Nord de Cincinnati, Ohio
Mercredi 5 novembre,
22 heures
Il posa la trousse de premiers secours sur la table pliante qu’il avait installée dans le sous-sol de sa maison.
Sa maison. Personne d’autre ne vivait ici. Personne d’autre ne la connaissait, à part Jade, et elle savait se taire. De toute façon, elle ignorait l’emplacement exact de l’endroit. Personne ne viendrait fouiller ici. Personne ne trouverait ses prisonniers avant qu’il ne soit prêt à les montrer.
Pendant qu’il se débarrassait de sa veste, Dani Novak regardait la trousse de secours avec une moue rebelle.
— Vous espérez vraiment que je vais vous raccommoder alors que vous m’avez enlevée ?
Quand ils se trouvaient dans l’appartement de Dani, il l’avait laissée lui prodiguer seulement quelques soins superficiels, car il avait hâte de quitter les lieux. Elle avait mis un temps fou à rentrer. Apparemment, elle avait rendu visite à toutes les victimes qu’il avait envoyées à l’hôpital, au lieu de les expédier à la morgue. Il avait eu le temps de se reposer, même s’il avait évité de s’endormir en attendant. Pas question qu’elle se pointe pour trouver son frère ligoté et bâillonné sur le divan et lui ronflant par terre.
Il était fatigué, beaucoup trop fatigué pour relever l’insolence de Dani.

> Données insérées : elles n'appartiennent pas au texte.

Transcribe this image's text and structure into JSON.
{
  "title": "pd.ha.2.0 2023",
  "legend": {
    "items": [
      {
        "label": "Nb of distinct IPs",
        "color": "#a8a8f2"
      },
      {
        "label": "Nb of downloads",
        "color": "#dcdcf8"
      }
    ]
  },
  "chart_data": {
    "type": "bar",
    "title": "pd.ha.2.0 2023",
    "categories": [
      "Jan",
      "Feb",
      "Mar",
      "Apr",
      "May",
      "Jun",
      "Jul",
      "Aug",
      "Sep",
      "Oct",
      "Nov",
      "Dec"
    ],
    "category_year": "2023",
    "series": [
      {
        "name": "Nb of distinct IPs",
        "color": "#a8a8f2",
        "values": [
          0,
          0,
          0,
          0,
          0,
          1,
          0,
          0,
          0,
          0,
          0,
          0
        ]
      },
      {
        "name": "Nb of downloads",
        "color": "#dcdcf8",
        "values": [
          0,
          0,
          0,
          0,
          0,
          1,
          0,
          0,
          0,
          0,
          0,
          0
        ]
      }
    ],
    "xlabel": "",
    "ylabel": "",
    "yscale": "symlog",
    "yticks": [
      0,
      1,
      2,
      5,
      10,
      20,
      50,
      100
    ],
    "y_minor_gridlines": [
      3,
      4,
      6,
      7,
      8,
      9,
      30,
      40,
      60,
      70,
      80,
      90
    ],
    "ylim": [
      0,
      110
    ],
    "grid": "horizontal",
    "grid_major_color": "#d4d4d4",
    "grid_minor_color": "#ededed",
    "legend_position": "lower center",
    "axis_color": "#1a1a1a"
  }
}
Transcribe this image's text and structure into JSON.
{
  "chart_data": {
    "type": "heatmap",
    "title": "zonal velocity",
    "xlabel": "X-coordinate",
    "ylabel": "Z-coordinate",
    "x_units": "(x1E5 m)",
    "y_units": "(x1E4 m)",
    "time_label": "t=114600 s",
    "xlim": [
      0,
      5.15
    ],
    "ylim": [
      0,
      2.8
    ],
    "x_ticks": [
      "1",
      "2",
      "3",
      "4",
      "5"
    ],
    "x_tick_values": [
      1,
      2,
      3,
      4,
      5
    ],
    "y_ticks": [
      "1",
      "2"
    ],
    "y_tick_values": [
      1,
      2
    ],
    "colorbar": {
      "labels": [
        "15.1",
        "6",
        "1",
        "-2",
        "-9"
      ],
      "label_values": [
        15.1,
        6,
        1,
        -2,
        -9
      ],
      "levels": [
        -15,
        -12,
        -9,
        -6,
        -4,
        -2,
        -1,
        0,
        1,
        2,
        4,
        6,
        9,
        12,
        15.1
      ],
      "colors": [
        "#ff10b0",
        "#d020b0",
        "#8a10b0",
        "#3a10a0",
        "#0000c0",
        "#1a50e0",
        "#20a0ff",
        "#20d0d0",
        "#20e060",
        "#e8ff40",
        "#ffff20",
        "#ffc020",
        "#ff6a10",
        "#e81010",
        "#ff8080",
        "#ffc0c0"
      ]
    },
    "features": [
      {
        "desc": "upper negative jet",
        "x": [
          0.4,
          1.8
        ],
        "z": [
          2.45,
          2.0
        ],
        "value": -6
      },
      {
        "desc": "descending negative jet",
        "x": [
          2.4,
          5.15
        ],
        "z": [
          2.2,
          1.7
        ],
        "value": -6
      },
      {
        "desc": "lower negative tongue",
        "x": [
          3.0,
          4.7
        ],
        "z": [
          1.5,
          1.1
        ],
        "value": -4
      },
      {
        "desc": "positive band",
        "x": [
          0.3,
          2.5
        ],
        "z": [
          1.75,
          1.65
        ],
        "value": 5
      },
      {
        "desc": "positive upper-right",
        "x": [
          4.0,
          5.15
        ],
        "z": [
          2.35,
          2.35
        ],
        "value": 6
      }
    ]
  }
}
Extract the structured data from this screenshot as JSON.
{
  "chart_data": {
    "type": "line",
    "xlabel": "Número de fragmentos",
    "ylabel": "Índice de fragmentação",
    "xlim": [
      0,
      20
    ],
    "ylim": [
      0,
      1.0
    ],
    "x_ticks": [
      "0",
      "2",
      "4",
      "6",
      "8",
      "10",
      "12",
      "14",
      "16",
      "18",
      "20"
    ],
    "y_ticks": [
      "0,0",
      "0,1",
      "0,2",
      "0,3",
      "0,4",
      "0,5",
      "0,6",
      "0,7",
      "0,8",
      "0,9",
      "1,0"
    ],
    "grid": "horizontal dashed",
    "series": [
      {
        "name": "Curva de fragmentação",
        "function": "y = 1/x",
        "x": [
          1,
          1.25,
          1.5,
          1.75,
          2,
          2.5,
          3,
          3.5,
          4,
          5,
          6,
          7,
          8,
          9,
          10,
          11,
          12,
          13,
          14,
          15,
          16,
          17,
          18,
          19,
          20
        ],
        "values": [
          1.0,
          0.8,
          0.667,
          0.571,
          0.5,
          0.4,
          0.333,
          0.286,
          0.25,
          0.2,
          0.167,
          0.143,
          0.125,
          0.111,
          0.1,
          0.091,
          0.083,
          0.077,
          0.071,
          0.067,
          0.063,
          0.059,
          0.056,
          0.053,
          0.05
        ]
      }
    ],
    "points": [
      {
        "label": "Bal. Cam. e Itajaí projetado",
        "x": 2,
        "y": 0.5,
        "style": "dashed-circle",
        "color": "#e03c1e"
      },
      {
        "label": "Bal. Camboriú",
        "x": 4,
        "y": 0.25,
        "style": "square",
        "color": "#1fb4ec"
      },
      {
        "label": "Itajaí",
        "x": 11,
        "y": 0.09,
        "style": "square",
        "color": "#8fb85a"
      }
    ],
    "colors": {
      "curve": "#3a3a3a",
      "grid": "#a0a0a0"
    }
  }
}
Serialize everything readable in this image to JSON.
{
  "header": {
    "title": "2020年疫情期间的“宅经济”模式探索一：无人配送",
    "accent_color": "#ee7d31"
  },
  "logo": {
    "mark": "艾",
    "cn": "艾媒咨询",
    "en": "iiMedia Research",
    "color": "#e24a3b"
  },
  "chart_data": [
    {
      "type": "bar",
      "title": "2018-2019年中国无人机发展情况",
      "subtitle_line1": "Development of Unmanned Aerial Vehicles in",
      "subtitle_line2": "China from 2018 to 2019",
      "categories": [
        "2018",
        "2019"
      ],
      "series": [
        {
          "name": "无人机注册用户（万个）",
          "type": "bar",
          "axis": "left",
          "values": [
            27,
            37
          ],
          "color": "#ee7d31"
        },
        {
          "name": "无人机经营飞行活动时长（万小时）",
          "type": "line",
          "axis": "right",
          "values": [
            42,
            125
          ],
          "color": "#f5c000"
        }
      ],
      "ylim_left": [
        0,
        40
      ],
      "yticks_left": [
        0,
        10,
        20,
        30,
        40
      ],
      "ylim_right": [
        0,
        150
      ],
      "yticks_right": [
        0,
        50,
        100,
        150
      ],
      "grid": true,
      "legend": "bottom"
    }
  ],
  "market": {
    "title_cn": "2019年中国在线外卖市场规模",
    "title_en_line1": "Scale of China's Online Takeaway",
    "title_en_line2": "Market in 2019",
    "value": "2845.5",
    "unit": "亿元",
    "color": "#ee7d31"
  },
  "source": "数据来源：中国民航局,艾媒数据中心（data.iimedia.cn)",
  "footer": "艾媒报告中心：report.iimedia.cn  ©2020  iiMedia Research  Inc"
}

— Oui, je m’attends à ce que vous me raccommodiez mais, si vous préférez, je peux commencer à tuer des gosses. Qui va mourir en premier ? Votre frère ou Roza ?
— Roza pourrait mourir de toute façon, dit le Dr Novak. Elle ne réagit plus. Elle devrait être à l’hôpital. En tout cas, certainement pas trimballée toute la journée sur la banquette arrière de votre 4x4. Surtout vu votre manière de conduire.
Il la gifla d’un revers de main, elle s’écroula sur le sol. Un instant, elle resta assise à fulminer, puis lécha le sang sur sa lèvre.
— Vous avez tué Renzo, n’est-ce pas ?
— En effet, dit-il avec un sourire.
— J’imagine que vous l’avez torturé pour obtenir des informations.
Son sourire s’élargit, alors qu’il évoquait l’épisode.
— En effet.
— Alors, vous savez que vous devriez éviter de me faire saigner.
Son grand sourire s’effaça. Il lui jeta une boîte de gants en latex.
— Equipez-vous, doc. Soignez-moi cette blessure par balle et en douceur, s’il vous plaît.
Il serra les dents pendant qu’elle nettoyait la plaie et appliquait de la gaze.
— Vous avez besoin de vraies sutures, dit-elle. Mais vous n’avez pas le matériel nécessaire, ici. La colle tissulaire fera l’affaire.
Il bougea son bras avec précaution.
— J’imagine que ça pourrait être pire. Asseyez-vous et fermez-la, ou je vais devoir vous droguer. Et je ne veux pas y être obligé.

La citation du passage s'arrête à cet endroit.